DP World’s media campaign, complaining of a massive backlog of containers left on the port and damage to the wider economy, fell flat as the government refused to intervene and suspend industrial action.

All protected industrial action has now been withdrawn. But the deal is yet to be drafted or voted on by the workforce, and local “Part B” negotiations are still taking place about issues relating to individual ports. The MUA is urging workers to vote yes to industrial action in a new ballot, in case the dispute re-erupts in the drafting process.

Wharfies will receive an 8 per cent pay rise in the first year, then in subsequent years 7 per cent, 4 per cent, and 4.5 per cent. There is a $2000 sign-on bonus, but no backpay.
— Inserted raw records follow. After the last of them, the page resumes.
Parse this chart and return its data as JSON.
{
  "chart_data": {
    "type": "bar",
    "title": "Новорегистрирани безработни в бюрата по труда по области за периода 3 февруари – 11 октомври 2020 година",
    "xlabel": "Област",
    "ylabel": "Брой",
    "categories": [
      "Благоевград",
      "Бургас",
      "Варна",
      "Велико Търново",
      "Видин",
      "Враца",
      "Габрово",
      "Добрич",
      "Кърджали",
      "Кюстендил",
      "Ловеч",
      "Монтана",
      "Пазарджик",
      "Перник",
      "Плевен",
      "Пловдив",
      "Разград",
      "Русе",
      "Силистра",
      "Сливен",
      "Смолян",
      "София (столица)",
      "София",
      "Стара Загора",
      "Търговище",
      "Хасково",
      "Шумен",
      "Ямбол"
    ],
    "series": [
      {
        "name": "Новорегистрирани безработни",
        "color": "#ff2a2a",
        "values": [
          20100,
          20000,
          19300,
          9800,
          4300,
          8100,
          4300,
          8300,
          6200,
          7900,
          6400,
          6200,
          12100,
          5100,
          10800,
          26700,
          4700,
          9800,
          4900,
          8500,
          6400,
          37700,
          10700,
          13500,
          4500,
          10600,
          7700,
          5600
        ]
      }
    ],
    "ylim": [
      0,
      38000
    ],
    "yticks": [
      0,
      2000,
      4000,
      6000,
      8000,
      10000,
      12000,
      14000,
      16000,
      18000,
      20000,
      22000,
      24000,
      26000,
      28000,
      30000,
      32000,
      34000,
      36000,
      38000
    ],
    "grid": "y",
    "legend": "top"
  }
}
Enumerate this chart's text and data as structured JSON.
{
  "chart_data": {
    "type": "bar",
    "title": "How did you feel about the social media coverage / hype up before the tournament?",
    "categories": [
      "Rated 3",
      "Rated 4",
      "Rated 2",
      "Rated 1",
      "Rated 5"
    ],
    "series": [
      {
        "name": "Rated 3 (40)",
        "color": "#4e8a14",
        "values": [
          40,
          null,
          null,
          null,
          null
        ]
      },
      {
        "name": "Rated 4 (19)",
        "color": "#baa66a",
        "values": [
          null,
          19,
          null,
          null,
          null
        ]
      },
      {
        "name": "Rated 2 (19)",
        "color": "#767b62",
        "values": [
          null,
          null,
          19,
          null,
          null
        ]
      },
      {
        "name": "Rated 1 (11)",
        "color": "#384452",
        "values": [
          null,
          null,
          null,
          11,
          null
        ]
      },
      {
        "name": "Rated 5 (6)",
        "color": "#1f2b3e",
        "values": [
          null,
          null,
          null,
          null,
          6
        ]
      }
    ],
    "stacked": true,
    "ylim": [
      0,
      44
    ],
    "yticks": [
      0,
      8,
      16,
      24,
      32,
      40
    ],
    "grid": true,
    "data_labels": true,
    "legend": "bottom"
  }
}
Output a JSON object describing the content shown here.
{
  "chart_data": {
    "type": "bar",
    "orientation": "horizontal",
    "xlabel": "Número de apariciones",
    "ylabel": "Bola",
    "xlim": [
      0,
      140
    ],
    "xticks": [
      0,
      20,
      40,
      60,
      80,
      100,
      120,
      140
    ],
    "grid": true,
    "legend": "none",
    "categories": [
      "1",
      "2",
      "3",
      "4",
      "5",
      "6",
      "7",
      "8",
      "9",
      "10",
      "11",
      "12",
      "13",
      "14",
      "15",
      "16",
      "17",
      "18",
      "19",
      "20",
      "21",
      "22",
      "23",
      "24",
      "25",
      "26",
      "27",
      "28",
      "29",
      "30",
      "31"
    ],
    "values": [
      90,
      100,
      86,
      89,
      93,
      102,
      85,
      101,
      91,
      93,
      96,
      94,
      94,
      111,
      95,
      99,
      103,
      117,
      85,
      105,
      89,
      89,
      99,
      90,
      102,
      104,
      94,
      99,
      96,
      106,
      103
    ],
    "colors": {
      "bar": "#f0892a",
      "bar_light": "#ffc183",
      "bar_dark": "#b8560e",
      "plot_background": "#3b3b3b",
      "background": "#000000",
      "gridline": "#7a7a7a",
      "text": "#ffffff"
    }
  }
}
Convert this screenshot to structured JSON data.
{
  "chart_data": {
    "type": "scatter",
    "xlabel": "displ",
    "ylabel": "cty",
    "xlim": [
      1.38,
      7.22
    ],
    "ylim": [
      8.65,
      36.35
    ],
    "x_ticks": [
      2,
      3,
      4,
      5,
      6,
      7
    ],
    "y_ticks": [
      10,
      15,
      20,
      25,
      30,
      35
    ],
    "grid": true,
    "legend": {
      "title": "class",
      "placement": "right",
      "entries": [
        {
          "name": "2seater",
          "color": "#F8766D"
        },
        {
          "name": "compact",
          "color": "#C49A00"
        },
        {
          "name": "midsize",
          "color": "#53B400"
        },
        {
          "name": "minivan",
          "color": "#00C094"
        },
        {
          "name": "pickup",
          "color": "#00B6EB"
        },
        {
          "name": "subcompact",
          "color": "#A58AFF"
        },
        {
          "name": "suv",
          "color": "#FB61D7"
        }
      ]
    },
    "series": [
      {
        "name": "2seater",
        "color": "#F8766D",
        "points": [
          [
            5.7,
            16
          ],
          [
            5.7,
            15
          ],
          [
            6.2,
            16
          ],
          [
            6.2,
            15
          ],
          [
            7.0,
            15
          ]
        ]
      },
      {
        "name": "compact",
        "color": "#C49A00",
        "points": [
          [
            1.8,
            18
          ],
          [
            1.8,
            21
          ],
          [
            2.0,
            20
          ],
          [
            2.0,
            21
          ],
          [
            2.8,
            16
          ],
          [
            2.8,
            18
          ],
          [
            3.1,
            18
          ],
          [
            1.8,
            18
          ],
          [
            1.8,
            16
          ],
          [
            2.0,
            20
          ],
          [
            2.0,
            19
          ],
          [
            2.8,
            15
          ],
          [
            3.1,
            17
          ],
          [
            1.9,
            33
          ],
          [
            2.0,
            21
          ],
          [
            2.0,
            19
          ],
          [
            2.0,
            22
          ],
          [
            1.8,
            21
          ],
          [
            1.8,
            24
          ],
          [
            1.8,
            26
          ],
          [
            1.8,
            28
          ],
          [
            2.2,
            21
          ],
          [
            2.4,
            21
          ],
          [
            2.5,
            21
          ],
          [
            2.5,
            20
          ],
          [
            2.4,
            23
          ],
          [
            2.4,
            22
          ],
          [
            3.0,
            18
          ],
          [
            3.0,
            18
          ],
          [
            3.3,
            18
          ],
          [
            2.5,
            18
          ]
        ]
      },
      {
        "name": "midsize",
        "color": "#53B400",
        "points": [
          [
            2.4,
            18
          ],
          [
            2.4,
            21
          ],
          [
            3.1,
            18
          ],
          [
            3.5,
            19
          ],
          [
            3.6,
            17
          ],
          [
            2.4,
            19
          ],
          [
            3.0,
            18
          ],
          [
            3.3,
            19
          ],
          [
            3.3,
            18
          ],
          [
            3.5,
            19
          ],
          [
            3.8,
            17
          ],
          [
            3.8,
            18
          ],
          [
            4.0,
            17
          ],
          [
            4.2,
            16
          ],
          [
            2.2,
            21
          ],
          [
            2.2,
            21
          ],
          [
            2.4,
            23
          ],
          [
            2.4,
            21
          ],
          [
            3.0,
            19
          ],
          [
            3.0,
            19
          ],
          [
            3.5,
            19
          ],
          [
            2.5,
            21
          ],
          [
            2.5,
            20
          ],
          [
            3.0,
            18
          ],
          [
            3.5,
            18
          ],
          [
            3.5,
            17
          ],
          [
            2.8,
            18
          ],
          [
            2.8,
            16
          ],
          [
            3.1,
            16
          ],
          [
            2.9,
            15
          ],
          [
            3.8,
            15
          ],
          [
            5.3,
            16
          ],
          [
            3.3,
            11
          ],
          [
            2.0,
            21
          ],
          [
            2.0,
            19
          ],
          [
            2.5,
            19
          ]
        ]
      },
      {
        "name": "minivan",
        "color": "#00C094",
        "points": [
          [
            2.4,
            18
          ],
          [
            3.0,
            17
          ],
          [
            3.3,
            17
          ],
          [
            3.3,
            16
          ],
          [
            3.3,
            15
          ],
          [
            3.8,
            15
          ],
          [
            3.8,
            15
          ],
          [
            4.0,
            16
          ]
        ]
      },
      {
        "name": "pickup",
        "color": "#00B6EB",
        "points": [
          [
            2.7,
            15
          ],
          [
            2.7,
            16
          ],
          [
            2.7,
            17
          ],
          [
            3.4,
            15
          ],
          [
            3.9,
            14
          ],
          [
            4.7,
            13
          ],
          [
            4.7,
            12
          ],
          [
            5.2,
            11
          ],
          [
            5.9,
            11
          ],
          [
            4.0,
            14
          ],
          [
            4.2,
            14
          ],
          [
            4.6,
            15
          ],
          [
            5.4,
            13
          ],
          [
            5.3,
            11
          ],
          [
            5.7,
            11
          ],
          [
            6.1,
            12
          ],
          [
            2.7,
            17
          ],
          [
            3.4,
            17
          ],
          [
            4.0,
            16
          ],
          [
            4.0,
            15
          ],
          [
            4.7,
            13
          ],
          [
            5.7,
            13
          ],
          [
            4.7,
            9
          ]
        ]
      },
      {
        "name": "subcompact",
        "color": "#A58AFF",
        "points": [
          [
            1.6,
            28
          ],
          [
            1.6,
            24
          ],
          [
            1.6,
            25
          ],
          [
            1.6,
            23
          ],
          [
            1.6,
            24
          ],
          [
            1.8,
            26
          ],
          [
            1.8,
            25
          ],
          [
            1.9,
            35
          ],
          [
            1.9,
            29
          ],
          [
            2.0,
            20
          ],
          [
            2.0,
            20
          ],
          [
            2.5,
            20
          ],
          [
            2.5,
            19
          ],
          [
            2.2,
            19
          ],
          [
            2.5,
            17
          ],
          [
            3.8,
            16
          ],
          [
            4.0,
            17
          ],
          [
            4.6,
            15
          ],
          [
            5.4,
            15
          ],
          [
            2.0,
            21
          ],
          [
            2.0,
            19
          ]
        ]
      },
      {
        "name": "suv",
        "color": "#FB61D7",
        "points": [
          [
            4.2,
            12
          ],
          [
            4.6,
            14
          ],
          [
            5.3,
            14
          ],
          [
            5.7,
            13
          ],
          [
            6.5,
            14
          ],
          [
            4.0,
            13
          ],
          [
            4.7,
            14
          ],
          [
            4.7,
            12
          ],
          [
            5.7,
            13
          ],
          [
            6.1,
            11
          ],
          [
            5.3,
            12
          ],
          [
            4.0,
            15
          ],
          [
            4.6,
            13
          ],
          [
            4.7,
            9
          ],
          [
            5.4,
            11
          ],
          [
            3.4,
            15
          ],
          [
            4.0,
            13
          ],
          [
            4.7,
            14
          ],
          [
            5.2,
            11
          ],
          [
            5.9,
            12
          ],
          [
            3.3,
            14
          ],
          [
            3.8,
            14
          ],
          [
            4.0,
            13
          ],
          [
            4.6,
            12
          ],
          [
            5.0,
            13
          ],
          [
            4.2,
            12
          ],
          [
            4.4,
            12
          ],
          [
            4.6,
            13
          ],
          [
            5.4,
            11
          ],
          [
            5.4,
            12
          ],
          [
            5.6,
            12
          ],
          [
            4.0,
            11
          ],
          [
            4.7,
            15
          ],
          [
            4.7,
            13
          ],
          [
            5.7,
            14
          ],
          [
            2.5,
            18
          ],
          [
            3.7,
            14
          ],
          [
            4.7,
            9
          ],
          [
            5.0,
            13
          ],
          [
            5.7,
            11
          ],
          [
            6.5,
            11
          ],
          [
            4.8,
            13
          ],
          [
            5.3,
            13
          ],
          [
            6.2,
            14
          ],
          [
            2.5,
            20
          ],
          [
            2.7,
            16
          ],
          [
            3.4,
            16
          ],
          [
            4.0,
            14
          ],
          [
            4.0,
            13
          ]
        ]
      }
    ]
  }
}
This wage increase will help workers catch up on inflation and the increasing cost of living, although it is not explicitly linked to the inflation rate as a bare minimum, as at the Patrick terminal.

The package also includes triggers for conversion to the permanent roster, phasing out the “short shifting” practice of late finish straight into an early start, and improvements around delegates’ rights, safety, automation, graduated retirement, termination, selection criteria for promotion and more.

Given the recent history of EBA negotiations dragging on for years, achieving an in-principle agreement in four months is a positive step forward.

This was only possible due to the willingness to take serious industrial action.

Workers took a combination of 24 hour strike days, two hour stoppages at the end of each shift, eight hour delays on vessels, strikes on particular shipping lines, and alternating bans on road/rail and vessel operations.

The union have emphasised the deal as a win for “fair pay, safety and work-life balance”.

The workforce beat back DP World’s desired “five x three roster”, which would have completely changed the existing roster, and cut the rate at which entitlements like annual leave and superannuation are paid.

But roster negotiations in some terminals are still a sore point. In Sydney a 36 hour roster was reduced to 35 hours, but with extra nights and weekend work.

Some workers are still pushing for changes to soften the most undesirable parts of the new roster.

Another concession was that personal leave/sick days will have to be accrued throughout 12 months, instead of granted at the beginning of the each financial year, meaning that workers cannot manage their own sick leave and risk being without paid leave if they fall seriously ill or have to take extended time off for operations or injuries.

Anti-strike laws

The workforce and union were determined to go hard out the gate, knowing that Labor’s new “intractable bargaining” laws would set in after nine months, and the whole dispute could be arbitrated by the Fair Work Commission.

But the union also dropped their goal of signing only a two year agreement, so that workers can fight for improvements more often.

The fact that DP World and opposition leader Peter Dutton tried to pressure the Labor government to intervene and take away workers’ ability to take strike action just shows that every attack on our right to strike will only make the bosses and the right call for more.

Labor made a virtue of refusing to intervene at DP World, but has maintained laws that help the bosses, like the intractable bargaining laws and the anti-strike laws that restrict strikes to bargaining periods and prevent industrial action across the wharves.

Workers at DP World have shown that concerted industrial action can win big gains on pay.

But winning clear cut victories over the bosses will require a willingness to defy the anti-strike laws, the Fair Work Commission and the threat of forced arbitration.